Silence, then a thinning laugh in the comms — incredulous, raw. Tension broke into an exhausted exchange.
"What do you say, General? Why don't we leave it at this?" His voice carried a kind of broken humor.
She exhaled and the armor loosened. "I accept that I underestimated you. Youri Kronos, you may be a piece of shit, but you have my respect as a warrior."
"You knew the lasers were there, didn't you?" he said, half-accusation, half-grin.
"I may seem like a genocidal maniac, but even I don't want unnecessary bloodshed." The confession cut soft as a blade.
"I just want something to drink, that's all." He sounded almost small.
"You are one strange man, Youri Kronos." Her words held heat and something like reluctant care.
They returned to Fansilia in the brittle light of aftermath. The city breathed as if exhausted, and the General's rank still pinned her like an uneven weight.
"Everyone, thank you for your service. The mission is over. You're free to return to your personal lives until the next deployment." The formal words went out like benedictions.

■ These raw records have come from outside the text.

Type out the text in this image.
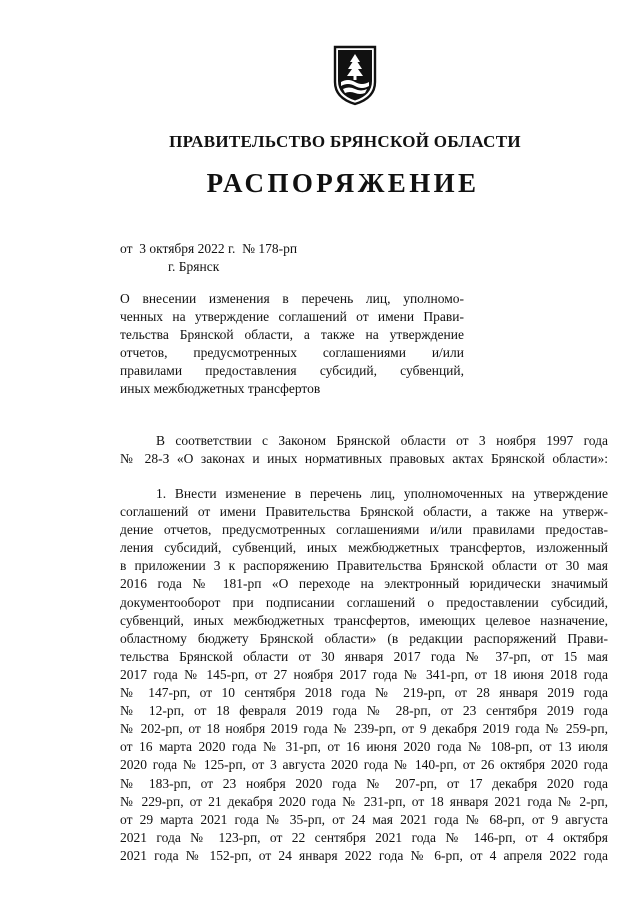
ПРАВИТЕЛЬСТВО БРЯНСКОЙ ОБЛАСТИ
РАСПОРЯЖЕНИЕ
от  3 октября 2022 г.  № 178-рп
г. Брянск
О внесении изменения в перечень лиц, уполномо-
ченных на утверждение соглашений от имени Прави-
тельства Брянской области, а также на утверждение
отчетов, предусмотренных соглашениями и/или
правилами предоставления субсидий, субвенций,
иных межбюджетных трансфертов
В соответствии с Законом Брянской области от 3 ноября 1997 года
№ 28-З «О законах и иных нормативных правовых актах Брянской области»:
1. Внести изменение в перечень лиц, уполномоченных на утверждение
соглашений от имени Правительства Брянской области, а также на утверж-
дение отчетов, предусмотренных соглашениями и/или правилами предостав-
ления субсидий, субвенций, иных межбюджетных трансфертов, изложенный
в приложении 3 к распоряжению Правительства Брянской области от 30 мая
2016 года № 181-рп «О переходе на электронный юридически значимый
документооборот при подписании соглашений о предоставлении субсидий,
субвенций, иных межбюджетных трансфертов, имеющих целевое назначение,
областному бюджету Брянской области» (в редакции распоряжений Прави-
тельства Брянской области от 30 января 2017 года № 37-рп, от 15 мая
2017 года № 145-рп, от 27 ноября 2017 года № 341-рп, от 18 июня 2018 года
№ 147-рп, от 10 сентября 2018 года № 219-рп, от 28 января 2019 года
№ 12-рп, от 18 февраля 2019 года № 28-рп, от 23 сентября 2019 года
№ 202-рп, от 18 ноября 2019 года № 239-рп, от 9 декабря 2019 года № 259-рп,
от 16 марта 2020 года № 31-рп, от 16 июня 2020 года № 108-рп, от 13 июля
2020 года № 125-рп, от 3 августа 2020 года № 140-рп, от 26 октября 2020 года
№ 183-рп, от 23 ноября 2020 года № 207-рп, от 17 декабря 2020 года
№ 229-рп, от 21 декабря 2020 года № 231-рп, от 18 января 2021 года № 2-рп,
от 29 марта 2021 года № 35-рп, от 24 мая 2021 года № 68-рп, от 9 августа
2021 года № 123-рп, от 22 сентября 2021 года № 146-рп, от 4 октября
2021 года № 152-рп, от 24 января 2022 года № 6-рп, от 4 апреля 2022 года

"General, the car is waiting outside."
"Thank you." Her voice was hollowed by fatigue and a relief that tasted faintly of guilt.
"My lady, welcome back." Anna's voice was soft as a hand on a shoulder.
"It's nice to see you, Anna."
A motorbike's engine thrummed like a living thing. "Hey General, I never quite got your name." A joke, clumsy and sincere.
"Is that guy bothering you, my lady?" Anna asked, protective as the night closed.
"No, it's alright." She opened the car door, letting the moment be small and humane. "Well then, see you at Marta's." He put his helmet on and drove off, a silhouette slipping into the night.
"Let's go, Anna. This was a long mission." Leonora's voice was soft at last.
"Yes, my lady." Anna answered, relief like rain in her tone.
Leonora's expression closed like a door. "Oh — also, your father has requested a meeting with you."
"Father? Another marriage proposal, probably. He's waiting at the house? I really don't want to deal with this." Anna's words were equal parts exasperation and duty.
"I'm sorry, my lady, but I was given strict orders to take you there."
"Don't worry. Let's get it over with."
Outside, the city held its breath. The stars watched and did not speak. Between the two of them a fragile, dangerous peace settled: a woman who could scythe planets and yet still be undone by small things; a man who tasted annihilation and wanted, merely, a drink. They walked toward obligations that would not wait.